Человек, казалось, не расслышал.
— Да, да, — повторил Цалел, — почему вы полагаете что это должно меня интересовать?
— Ай-яй-яй! А то, что сегодня читают «кол-нидрей»[6], вас тоже не интересует? — Человек в полушубке уже не спрашивал, а поучал. — Ведь сегодня вечером канун Судного дня. Но как собрать «миньен»?[7] Есть тут евреи, да не то, что нужно. Все молодежь. Вот и приходится искать среди командировочных. Наступает праздник — хлопот не оберешься. Рыскаю вот по городку — от порта к гостинице от гостиницы к порту. С вами, хвала господу, нас будет семеро. Таким образом, нам не хватает трех человек. Но времени осталось мало. Как только сядет солнце, надо начинать богослужение. Не заметили, в порту среди приезжих были еще евреи, кроме вас? И в гостинице не заметили? Чего вы так уставились на меня?
— А? — спохватился Цалел. — Нет, нет. Ничего. Просто так.

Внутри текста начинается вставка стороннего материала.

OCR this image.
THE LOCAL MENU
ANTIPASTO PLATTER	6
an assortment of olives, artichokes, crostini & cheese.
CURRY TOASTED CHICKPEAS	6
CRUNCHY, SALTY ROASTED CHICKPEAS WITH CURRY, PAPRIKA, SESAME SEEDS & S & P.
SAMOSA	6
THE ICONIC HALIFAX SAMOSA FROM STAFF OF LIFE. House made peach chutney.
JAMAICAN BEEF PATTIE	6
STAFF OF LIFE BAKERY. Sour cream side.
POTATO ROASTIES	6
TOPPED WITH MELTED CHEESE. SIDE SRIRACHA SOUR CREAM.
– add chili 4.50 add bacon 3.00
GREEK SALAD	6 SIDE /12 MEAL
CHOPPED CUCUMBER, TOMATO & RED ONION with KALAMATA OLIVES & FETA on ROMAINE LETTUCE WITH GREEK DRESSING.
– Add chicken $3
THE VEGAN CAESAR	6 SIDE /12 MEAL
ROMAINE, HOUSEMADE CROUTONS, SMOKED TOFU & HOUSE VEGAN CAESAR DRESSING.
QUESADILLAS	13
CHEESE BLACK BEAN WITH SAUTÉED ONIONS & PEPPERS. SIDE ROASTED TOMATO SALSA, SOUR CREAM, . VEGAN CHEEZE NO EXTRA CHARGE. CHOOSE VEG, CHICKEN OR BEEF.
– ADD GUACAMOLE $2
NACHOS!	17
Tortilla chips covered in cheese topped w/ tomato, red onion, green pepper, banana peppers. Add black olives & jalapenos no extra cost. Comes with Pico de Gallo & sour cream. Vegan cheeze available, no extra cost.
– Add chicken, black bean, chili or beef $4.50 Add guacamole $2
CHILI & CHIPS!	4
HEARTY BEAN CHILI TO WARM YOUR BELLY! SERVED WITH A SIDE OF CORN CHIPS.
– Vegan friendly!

Не станет же он рассказывать этому старику с красноватыми бегающими глазами о странном желании, которое у него вдруг появилось: спросить у старика, нет ли в его «миньене» кладбищенского сторожа Азриеля и не Азриель ли подослал его, чтобы напомнить Цалелу, что сегодня канун Судного дня?
7
«Миньен» — десять лиц мужского пола не моложе тридцатилетнего возраста. Это минимальное количество людей, необходимое по канонам еврейской религии для совершения публичного богослужения.